Evaluation on ImageNet.

Thanks for the reviewer's suggestion. Please check the results in the rebuttal for Reviewer 5Kbn.

More Baselines

Please check the results in the response for Reviewer HZx9. We also show more visual comparison here link.

About the Database

We are sorry for the misunderstanding. For the fine-grained object generation setting, we use the Real-object-based Database. For the unseen novel object generation setting, as shown on line 042, we use the images from the Internet (Google Images), which include the novel objects.

More User Study

Thanks for your suggestions, we try our best to add more cases and invite more participants for the user study. Finally, we extant the scale of the user study to 50 participants and 20 cases. The results can be found at the link.

About the trade-off between performance and the inference time.

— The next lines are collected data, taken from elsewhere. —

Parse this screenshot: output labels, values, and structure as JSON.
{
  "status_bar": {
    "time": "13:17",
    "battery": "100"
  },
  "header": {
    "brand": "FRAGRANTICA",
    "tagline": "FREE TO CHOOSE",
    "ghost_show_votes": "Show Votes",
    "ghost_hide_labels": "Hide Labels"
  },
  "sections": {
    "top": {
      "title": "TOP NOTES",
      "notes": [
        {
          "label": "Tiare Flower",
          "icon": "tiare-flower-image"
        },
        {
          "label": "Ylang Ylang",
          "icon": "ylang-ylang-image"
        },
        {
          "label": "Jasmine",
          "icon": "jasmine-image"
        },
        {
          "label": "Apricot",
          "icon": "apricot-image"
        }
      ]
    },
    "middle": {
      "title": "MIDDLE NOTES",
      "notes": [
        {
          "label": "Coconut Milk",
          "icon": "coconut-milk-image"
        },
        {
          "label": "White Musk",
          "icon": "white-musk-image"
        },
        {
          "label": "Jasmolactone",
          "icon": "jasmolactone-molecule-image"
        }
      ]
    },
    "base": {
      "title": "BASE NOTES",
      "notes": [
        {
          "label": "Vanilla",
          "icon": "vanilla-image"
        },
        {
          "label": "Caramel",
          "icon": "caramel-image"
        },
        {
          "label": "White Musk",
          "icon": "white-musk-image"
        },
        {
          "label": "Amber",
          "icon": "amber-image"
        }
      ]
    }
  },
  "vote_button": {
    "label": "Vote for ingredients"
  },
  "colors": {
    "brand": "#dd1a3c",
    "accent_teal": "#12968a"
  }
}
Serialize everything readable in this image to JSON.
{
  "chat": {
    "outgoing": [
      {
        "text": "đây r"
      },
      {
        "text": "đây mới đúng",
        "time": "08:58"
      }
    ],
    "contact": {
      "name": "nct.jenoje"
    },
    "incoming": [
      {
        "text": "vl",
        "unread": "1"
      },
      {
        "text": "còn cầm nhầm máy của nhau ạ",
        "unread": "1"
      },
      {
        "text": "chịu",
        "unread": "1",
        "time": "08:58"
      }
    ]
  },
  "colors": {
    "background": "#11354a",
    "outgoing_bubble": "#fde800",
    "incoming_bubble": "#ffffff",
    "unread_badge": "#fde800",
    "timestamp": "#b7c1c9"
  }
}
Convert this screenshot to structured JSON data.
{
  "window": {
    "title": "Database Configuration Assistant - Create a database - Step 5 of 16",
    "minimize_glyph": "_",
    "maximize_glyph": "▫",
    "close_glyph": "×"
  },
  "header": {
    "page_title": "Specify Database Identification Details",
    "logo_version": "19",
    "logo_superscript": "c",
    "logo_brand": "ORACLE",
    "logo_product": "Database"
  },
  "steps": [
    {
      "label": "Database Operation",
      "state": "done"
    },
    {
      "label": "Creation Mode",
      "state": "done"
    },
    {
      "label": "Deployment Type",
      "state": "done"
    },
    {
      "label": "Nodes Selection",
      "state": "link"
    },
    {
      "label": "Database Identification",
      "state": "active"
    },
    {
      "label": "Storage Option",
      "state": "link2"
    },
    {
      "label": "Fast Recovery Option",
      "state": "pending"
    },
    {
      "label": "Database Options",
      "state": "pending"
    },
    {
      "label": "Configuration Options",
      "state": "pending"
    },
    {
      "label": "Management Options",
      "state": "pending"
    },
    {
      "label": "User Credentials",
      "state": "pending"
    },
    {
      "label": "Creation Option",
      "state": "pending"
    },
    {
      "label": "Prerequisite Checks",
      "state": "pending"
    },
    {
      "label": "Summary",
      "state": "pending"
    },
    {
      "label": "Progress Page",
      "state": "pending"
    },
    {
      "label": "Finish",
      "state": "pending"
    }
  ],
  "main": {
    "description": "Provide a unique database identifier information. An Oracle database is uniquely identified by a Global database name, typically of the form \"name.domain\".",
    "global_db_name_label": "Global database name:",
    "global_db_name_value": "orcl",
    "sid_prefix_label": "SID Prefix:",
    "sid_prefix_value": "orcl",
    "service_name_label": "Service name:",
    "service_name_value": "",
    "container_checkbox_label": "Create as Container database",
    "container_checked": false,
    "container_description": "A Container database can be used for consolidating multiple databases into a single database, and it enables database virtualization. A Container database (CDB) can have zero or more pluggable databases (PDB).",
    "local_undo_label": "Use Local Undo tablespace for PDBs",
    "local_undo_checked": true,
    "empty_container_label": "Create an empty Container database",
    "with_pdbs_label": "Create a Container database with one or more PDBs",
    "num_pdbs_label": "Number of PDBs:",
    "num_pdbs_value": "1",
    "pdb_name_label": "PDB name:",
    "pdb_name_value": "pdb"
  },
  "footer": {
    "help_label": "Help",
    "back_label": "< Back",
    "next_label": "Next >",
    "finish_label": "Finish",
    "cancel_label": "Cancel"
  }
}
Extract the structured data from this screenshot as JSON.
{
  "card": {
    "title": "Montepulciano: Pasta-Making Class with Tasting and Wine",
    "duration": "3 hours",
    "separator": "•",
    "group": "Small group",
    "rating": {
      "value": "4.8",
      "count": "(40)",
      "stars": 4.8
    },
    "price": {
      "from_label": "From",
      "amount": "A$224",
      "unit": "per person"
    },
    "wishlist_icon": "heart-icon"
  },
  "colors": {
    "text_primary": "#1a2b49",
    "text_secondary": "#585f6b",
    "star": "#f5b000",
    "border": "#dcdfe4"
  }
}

We present the comparison results in the response for Reviewer HZx9. The table shows that the average percentage increase in reasoning time is much lower than the percentage increase in performance.

最终决定

RealRAG introduces a novel framework for t2i generation to improve the fixed-knoledge generation models. It introduces self-reflective contrastive learning to train a reflective retriever. This retriever then identifies and retrieves “reflective negatives” from an external database to compensate for missing visual details not included in the generated image. Experiments show that RealRAG significantly improves synthesized images' realism and fine-grained accuracy across various architectures.

The paper received 3 weak accepts, with all reviewers recognizing its novelty and technical contributions and expressing satisfaction with the rebuttal. Based on these positive assessments, the area chairs recommended acceptance.